Nach
dem Ende des Ersten Weltkriegs gab es in Südtirol eine
klare Nationalitätengrenze, und zwar eine, die nicht
beim Brenner verlief, wie es die Italiener dem amerikanischen
Präsidenten Wilson suggerieren wollten, sondern bei Salurn (ital. Salorno).
England, Frankreich und Russland hatten Italien aber bereits
im April 1915 im Londoner Geheimvertrag die Brennergrenze versprochen,
so dass die Italiener bei Waffenstillstand die Grenze sofort
besetzten.
Mit dem endgültigen
Friedensvertrag von Saint Germain vom 10. September 1919 wurde
der Teil Tirols südlich des Brenners also zu Italien geschlagen.
König Vittorio Emanuele sicherte den neuen Provinzen sorgfältige
Wahrung der lokalen Institutionen und der Selbstverwaltung zu.
In den ersten zwei Jahren nach der Unterzeichnung hielt sich
Italien auch an diese Versprechungen.
Machtergreifung
Mussolinis
Am 28. Oktober 1922
traten die Faschisten den Marsch auf Rom an. Am nächsten
Tag übertrug der schwache König Mussolini die Regierung.
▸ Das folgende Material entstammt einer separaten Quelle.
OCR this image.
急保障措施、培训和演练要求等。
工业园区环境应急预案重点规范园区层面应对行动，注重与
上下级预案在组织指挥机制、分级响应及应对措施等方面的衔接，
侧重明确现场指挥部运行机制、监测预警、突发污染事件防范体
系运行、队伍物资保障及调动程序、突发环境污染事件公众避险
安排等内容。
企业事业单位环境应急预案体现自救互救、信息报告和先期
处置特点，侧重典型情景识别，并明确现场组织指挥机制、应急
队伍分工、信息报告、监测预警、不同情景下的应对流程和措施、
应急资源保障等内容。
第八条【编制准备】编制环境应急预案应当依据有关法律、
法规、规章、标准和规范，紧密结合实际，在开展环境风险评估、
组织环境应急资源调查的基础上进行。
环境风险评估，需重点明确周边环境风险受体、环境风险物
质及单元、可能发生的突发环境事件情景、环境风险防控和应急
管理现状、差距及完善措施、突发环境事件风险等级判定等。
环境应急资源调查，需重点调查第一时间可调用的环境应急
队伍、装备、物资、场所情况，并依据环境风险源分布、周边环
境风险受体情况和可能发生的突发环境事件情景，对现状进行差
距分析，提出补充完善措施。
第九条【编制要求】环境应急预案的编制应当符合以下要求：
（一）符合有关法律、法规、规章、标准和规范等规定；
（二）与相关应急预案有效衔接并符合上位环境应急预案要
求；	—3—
Die faschistische Regierung
begann sofort mit der Italiänisierung - heute würde
man ethnische Säuberung dazu sagen -, mit dem Versuch
also, die deutsche Minderheit in den einverleibten Gebieten
ihrer sprachlichen, kulturellen und historischen Identität
zu berauben und mit italienischer Bevölkerung
zu ersetzen, bzw. zu majorisieren.
Dies wollte man mit
folgenden Strategien erreichen: Assimilation der deutschsprachigen
Südtiroler, Förderung der Zuwanderung von Italienern
nach Südtirol und Ausbürgerung der deutschsprachigen
Südtiroler.
1923 wurde Südtirol
der Provinz Trento zugeschlagen, und am 23. Oktober wurde ein
Dekret erlassen, das für alle staatlichen Ämter und
öffentlichen Unternehmungen Italienisch als Amtssprache
einführte. Weitere Dekrete schafften den Schulunterricht
in deutscher Sprache ab (lex Gentile). Der daraufhin organisierte
Privatunterricht (Katakombenschulen) wurde strafrechtlich verfolgt.
Ab
diesem Jahr wurden auch die Tiroler Ortsnamen in italienisierte
"Rückübersetzungen" geändert. 12000
deutsche Ortsnamen, Aufschriften, sogar Grabinschriften wurden
verboten und 20000 deutsche Familiennamen italienisiert. Deutsche
Vereine wurden aufgelöst. Alles Deutsche wurde aus dem
öffentlichen Leben verbannt.
Ab 1924 wurde in allen Kindergärten die Verwendung der
italienischen Sprache angeordnet. Im Herbst des gleichen Jahres
wurden private Spielstuben verboten.
Ab
1923 wurden deutsche Zeitungen zensiert und dann verboten. Erst
auf Druck des Vatikans durften ab 1927 wieder deutsche
Zeitungen erscheinen.
Am 1. März 1924 wurde Italienisch als alleinige Amtssprache
eingeführt und in den darauf folgenden Jahren die deutschsprachigen
Beamten größtenteils entlassen.
Ab 1925 wurde bei Gericht nur noch die italienische Sprache
zugelassen.
Alle Neubauten mussten im italienischen Baustil ausge-
führt werden.
Weil all diese Maßnahmen
nicht zum gewünschten Ergebnis, die Südtiroler zu
assimilieren, führten, wurde zusätzlich versucht,
in Südtirol eine mehrheitlich italienische Bevölkerung
herbeizuführen. Zwischen 1921 und 1939 wanderten 56000
Italiener nach Südtirol, so dass am Ende dieser Periode die Hauptstadt
Bozen eine mehrheitlich italienische Bevölkerung
hatte und bis heute hat. Durch eine staatlich subventionierte
Industriezone wurden Arbeitsplätze geschaffen.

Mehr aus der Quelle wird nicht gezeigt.